“Oh,” said Kit Carson, slowly rubbing his chin. “That war some o’ Captain Gant’s men. Captain Gant had lost some hosses, by these Crows, an’ his men went an’ got ’em. Can’t do without hosses, in the mountains.”

“But weren’t you along?”

“Wall, I might have followed,” drawled Carson, uneasily. “I don’t exactly remember ’bout that. They war brave fellows, though. They——”

“Reckon you’ve made a heap o’ Injuns run, all the same,” interrupted an admiring caravaner.

“Sartinly, sartinly,” agreed Kit Carson. “Part the time I’ve been running after them, an’ most the time they’ve been running after me.”

“You gave ’em a good dose this time, though.”

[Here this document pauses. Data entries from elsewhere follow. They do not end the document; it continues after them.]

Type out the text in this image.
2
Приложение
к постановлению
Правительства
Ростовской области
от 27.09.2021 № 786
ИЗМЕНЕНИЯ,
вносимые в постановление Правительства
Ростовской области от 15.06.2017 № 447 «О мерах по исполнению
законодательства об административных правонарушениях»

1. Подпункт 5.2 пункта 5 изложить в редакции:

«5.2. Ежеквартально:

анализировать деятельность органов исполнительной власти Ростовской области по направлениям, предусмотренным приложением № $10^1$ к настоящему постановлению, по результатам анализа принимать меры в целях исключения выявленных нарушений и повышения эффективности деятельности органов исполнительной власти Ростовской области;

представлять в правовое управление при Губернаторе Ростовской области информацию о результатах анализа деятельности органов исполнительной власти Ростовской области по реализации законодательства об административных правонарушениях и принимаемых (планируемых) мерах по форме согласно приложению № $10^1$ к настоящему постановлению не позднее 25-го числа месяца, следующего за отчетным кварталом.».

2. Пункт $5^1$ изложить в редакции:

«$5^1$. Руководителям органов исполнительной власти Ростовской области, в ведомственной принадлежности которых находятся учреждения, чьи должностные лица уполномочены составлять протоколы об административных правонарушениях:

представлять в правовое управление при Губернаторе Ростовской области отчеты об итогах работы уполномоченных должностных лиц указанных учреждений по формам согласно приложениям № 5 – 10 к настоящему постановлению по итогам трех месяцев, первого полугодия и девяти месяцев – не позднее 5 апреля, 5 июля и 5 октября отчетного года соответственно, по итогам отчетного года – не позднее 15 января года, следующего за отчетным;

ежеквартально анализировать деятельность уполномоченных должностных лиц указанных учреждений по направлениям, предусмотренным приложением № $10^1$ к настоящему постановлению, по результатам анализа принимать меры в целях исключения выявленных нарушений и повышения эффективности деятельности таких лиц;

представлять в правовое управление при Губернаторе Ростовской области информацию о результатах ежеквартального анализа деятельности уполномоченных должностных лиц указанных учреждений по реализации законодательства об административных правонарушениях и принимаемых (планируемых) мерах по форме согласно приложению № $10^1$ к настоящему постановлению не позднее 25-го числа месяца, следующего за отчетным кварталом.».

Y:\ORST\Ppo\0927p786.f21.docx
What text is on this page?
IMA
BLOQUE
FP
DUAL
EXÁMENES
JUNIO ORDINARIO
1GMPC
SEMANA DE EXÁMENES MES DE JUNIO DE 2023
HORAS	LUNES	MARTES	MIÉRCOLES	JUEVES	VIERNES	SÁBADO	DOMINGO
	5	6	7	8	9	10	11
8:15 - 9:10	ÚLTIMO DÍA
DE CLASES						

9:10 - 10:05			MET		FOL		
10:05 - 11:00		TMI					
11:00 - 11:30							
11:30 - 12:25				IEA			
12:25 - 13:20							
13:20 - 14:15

“Wall, we had to; we had to. My men had to,” declared Kit Carson, and he brought down his clenched hand. “But we didn’t like to; that is, we oughtn’t to like to. Nobody likes to kill human beings; an’ these Injuns, pore critters, ain’t been raised to know any better’n to rob an’ murder. They think this hyar’s their country, an’ we whites air using up the game they depend on. But o’ course, these Kiowas come down ’specting to wipe out a defenceless train that warn’t doing ’em any harm, an’ we simply had to shoot into ’em. If this caravan didn’t lick ’em, proper, some other caravan must. Now the job’s over.”

“How many did you kill, of ’em? You got the chief, didn’t you?”

“Me?” queried Kit Carson, again mildly surprised. “Oh, thar war jest a lot o’ shooting an’ riding around, an’ we did the best we could. We war lucky to have these six-shooter pistols—revolvers, they call ’em. Ever see ’em before?”